Thursday, November 06, 2008
Hey pallies, found these Dinocomments shared by a dude tagged Raymond Embrack at his blogsite "Coolboiled." How Dinodelighted I am to find more and more bloggers spreadin' the Dinomessage. If you clicks on the tagg of this Dinopost you can read Mr. Embracks collected words of Dinowisdom in it's original Dinoformat and see a cool Dinoclip from "The Silencers." Dinosharin', DMP
the crime leisure channel of Raymond Embrack paperback writer
Friday, September 26, 2008
Dino: The Art of the MF
(Collected from the Internet:)
On that same night of July 13, as Kennedy's nomination was being announced, Dean opened at the Sands."I'd like to tell you some of the good things the Mafia is doing," he said. There was a momentary hush, then a long, slow wave of rising laughter.
Dean Martin did what he wanted -- drink, screw around, play golf, make a bundle. He took plenty from everyone and didn't give back much but a kind of low-level radiance. He was a gambler, yes, but even more a dealer. I control your destiny and I don't give a damn.
In its way, Martin's is an exemplary American story: how to succeed without really caring. And America loved the ease with which he held an audience, even if he held it in contempt. But is this an exemplary life? Is Dino worthy of Nick Tosches' big, reckless new book?
Biography usually quests for an existence that makes a difference. Dean's specialty was indifference. His TV show was flash encircling stupor: the Golddigger chorines did their cooch; the cue-card girl had the script written on her bare midriff. And in the middle, so laid-back as to be supine, was Dino -- on the cutting edge of lumpen-American mediocrity.
This is just what Tosches sees as crucial in Martin's life: that he was the signal showman of an America that was "fulfilling its destiny as the chrome-crowned glory of post- literate, polyvinyl civilization." Dino was what we wanted and deserved. Just about everybody liked Martin but, as Dino warned a TV producer, "nobody gets to know me." Even Martin's most expert appraiser, his long-suffering wife Jeannie, says he's an enigma. "He's either the most complex man imaginable or the simplest," she tells Tosches. "There's either nothing under there or too much."
Those close to him could sense it: He was there, but he was not really there; a part of them, but apart from them as well. The glint in his eye was disarming, so captivating and so chilling at once, like lantern-light gleaming on nighttime sea: the tiny soft twinkling so gaily inviting, belying for an instant, then illuminating, a vast unseen cold blackness beneath and beyond. The secret in its depth seemed to be the most horrible secret of all: that there was no secret, no mystery other than that which resides, not as a puzzle to be solved or a revelation to be discovered, but as blank immanence, in emptiness itself.
First of all, Dean Martin was Italian and, if you don't think that's a big deal, you must be Sicilian.
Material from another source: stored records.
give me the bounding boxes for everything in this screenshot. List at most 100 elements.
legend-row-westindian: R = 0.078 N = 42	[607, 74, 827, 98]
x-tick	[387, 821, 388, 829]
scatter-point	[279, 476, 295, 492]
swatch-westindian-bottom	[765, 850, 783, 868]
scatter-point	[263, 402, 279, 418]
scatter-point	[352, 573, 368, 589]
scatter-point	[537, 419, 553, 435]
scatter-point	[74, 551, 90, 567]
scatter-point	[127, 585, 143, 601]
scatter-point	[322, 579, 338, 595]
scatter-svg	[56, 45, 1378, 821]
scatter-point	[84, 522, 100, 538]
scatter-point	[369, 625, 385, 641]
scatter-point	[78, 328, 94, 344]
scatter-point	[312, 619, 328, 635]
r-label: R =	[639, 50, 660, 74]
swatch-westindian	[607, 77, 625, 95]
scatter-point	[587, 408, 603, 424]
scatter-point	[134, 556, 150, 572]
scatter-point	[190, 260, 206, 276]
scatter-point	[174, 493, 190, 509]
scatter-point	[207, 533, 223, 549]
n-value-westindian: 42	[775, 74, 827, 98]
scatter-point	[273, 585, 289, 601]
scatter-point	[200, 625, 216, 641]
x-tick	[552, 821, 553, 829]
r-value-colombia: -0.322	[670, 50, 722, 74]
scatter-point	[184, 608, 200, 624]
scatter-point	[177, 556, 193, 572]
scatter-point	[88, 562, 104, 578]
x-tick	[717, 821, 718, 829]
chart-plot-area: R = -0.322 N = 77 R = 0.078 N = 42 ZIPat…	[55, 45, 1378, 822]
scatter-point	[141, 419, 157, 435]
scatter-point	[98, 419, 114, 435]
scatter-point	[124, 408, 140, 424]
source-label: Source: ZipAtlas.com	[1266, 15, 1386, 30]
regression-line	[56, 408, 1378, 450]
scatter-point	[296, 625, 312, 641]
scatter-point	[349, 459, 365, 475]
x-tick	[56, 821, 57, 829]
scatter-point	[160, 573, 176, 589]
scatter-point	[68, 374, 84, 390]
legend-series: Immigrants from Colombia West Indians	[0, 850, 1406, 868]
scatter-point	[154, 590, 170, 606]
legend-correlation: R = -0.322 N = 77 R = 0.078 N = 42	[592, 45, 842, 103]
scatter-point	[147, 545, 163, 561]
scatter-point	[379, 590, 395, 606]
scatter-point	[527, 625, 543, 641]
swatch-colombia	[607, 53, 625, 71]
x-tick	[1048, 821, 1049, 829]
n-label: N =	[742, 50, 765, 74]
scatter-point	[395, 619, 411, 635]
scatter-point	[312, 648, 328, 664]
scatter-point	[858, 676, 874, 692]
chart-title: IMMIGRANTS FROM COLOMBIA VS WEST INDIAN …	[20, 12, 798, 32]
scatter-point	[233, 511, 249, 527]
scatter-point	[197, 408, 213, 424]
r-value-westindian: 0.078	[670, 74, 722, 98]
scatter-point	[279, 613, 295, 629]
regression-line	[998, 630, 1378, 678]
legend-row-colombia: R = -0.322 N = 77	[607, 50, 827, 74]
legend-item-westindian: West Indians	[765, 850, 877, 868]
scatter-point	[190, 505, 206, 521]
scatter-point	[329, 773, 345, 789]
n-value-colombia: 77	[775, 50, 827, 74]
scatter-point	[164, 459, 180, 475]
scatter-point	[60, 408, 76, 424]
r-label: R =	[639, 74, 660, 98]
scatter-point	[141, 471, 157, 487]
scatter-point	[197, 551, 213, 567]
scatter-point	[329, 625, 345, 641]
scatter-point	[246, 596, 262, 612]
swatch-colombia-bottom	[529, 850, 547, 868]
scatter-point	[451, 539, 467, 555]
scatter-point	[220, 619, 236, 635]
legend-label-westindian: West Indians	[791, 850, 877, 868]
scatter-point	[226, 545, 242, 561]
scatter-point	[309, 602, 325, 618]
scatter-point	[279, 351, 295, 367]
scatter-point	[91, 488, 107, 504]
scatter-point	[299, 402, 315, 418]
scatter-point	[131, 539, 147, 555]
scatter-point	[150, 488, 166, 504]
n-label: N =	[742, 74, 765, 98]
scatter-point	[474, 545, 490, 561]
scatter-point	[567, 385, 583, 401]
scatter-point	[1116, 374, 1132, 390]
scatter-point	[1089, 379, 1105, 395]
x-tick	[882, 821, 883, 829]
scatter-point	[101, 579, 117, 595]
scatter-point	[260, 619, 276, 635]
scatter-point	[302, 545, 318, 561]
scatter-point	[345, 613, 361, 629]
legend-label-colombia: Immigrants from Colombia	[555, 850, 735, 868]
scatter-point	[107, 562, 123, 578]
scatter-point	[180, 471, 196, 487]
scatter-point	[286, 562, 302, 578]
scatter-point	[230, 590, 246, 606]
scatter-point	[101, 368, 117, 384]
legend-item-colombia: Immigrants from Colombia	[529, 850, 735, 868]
I learned a couple of very interesting Italian things from "Dino." Like, right here - I can't believe I never heard of this before - "Lontananza", that's the Italian word for the distance a guy keeps from other guys cause other guys . . . Well, what fuckin' good are they? Who the hell needs em?
"The sum of Dino's instinct had to do with the old ways, those ways that were like a wall, ways that kept the world lontano , as the mafiosi would say: distant, safe, and wisely at bay."I learnt another good Italian word from this book - Menefreghismo, the quality of a Menefreghista - "one who simply did not give a fuck"!
Dean Martin was the ultimate Menefreghista. "One wondered, watching Dean," a critic wrote "whether he cared whether his show went over or not." Yeah, who gives a fuck about these silly ass songs and this crappy show in this slimeball nightclub? How else could a guy as cool as Dean be in the same act as a doof like Jerry Lewis? "Yeah, go right ahead and come into the club dressed up as a waiter and spill a tray full of drinks right in the middle of my goddam song - I could give a rat's ass what you do."
Still, no one filled or fulfilled Dean; as Jeannie Martin notes, "He was always content in a void." Eventually the drunk act ceased to be an act. His chilling apathy is the only bodyguard he needs.